Niccoletta was stone, and the soldier so nervous, he swung his sword. The flat hit Niccoletta’s shoulder and dropped her to her knees.
The sisters and I cried out at the same instant Niccoletta did. I knelt beside her. She was speechless, gasping in pain, but there was no blood; her spectacles were still in place.
The other more seasoned soldiers elbowed the younger man back before he could do further harm.
“Here now,” one said. “Don’t press us to violence in God’s house.”
As he spoke, two more soldiers entered, followed by a dark-haired man with silver in his trimmed beard and an air of authority. He had come to take me to die.
Mother Giustina, red-eyed and resigned, walked beside him.
With one hand, I gestured at my white veil and raised my voice; it echoed, clear and ringing, throughout the chapel. “What sort of excommunicated fiend would enter a sanctuary to drag a bride of Christ from her convent? Would dare to drag her to her doom?”
The commander’s eyes crinkled in amusement.

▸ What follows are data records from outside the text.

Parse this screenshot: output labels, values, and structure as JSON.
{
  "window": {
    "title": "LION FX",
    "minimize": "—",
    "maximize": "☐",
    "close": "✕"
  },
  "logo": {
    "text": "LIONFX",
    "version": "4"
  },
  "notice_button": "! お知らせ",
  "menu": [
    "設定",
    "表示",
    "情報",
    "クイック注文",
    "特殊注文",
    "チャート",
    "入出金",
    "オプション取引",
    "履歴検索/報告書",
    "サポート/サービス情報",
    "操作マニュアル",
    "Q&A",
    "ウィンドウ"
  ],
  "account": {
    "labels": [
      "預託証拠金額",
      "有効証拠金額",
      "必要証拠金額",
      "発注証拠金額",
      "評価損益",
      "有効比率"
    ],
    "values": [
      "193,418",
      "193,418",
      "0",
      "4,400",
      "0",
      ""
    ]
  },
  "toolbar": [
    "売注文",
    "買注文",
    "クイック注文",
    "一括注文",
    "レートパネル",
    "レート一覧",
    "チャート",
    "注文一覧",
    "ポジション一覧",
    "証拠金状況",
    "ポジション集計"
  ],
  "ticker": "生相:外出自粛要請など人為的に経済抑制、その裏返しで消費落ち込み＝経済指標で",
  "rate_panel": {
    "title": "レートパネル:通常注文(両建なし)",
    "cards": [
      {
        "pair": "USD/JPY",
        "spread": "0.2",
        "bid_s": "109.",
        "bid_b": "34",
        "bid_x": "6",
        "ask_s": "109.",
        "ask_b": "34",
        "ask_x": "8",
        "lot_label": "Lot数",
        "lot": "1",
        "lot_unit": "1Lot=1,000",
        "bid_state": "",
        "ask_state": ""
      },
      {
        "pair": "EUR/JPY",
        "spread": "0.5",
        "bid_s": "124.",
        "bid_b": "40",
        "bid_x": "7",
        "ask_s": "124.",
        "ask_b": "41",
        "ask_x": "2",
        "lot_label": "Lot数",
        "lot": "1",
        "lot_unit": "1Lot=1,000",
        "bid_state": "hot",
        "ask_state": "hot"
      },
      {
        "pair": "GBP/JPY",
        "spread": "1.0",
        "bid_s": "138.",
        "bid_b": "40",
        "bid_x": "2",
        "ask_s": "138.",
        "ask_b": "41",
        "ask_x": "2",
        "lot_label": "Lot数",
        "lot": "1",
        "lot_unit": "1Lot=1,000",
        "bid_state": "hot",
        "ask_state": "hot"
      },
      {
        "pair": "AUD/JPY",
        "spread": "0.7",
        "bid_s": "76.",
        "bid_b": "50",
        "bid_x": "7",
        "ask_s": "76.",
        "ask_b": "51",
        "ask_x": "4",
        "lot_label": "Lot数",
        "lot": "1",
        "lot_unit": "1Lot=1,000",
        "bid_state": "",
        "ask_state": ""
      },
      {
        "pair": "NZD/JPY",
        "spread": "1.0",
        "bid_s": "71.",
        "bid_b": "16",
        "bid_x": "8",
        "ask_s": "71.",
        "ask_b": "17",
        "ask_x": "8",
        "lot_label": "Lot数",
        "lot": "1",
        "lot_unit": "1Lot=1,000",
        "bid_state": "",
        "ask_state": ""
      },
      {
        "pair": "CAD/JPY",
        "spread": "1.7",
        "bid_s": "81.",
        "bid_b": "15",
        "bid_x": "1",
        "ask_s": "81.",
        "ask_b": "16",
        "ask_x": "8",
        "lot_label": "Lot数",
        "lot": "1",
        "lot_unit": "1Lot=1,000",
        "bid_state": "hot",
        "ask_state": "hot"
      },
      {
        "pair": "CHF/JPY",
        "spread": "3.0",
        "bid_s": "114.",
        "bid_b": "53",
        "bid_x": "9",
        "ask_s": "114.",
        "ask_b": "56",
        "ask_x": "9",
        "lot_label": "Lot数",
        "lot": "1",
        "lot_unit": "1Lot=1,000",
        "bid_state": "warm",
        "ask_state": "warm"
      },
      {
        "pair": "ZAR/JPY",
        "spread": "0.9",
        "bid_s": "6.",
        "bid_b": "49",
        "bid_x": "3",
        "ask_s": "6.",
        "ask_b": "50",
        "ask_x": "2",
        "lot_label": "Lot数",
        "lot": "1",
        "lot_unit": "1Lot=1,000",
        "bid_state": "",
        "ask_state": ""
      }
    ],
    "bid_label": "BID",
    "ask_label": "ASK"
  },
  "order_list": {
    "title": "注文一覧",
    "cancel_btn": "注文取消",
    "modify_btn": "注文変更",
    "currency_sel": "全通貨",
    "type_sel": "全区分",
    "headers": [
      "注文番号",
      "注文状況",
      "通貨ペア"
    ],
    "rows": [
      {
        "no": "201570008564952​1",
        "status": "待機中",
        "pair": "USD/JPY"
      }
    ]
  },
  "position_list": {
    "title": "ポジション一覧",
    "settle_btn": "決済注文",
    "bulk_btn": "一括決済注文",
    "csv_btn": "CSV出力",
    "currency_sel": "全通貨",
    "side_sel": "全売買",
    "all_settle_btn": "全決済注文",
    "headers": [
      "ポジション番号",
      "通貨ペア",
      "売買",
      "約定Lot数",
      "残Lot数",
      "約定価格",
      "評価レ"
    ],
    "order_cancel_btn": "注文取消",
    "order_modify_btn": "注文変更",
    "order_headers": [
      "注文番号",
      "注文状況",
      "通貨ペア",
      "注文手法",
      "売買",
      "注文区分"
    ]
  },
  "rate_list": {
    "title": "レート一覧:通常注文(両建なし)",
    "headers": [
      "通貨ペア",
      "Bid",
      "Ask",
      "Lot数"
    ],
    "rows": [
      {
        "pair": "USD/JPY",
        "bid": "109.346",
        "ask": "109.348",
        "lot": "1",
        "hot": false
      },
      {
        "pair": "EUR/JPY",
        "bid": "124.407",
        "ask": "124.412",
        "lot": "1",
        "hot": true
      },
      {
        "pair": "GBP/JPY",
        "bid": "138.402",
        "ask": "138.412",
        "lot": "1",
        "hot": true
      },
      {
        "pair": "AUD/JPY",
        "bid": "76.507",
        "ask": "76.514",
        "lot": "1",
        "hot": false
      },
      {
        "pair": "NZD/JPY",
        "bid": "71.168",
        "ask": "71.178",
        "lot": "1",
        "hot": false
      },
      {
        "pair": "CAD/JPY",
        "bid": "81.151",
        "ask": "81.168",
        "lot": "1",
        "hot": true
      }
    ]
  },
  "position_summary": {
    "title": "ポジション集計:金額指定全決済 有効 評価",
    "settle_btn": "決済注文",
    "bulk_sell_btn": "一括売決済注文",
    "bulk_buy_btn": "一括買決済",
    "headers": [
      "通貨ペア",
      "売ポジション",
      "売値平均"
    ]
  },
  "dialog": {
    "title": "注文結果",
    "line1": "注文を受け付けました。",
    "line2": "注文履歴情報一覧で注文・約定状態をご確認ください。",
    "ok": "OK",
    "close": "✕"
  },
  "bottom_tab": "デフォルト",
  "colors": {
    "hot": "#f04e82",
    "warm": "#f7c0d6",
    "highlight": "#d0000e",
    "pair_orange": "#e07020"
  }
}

“I dare do neither,” he said, in a tone so good-natured that it broke the spell of fear. The women, arms raised in protest, slowly lowered them; the soldiers sheathed their weapons. “I have simply come to transport you, Donna Caterina, to a safer place.”
“This place is safe!” Mother Giustina countered.
The commander turned to her and politely said, “Safe for her purposes, Abbess, but not the Republic’s. This is a den of Medici sympathizers.” He settled his gaze again on me. “You see that we have sufficient force to take you, Duchessa. I would sincerely prefer to use none.”
I studied him a long moment, then lifted my fingers to Sister Niccoletta’s face and stroked it; she touched her forehead to mine and began to cry.
“Stop,” I said softly and kissed her cheek. Her skin was powder-soft and weathered, and tasted of bitter brine.
The commander asked me to dispense with the habit and change into a regular gown, but I refused. He did not ask a second time. Haste was critical, and when, for the first time in two and a half years, I stepped outside Le Murate’s walls into the street, I understood why.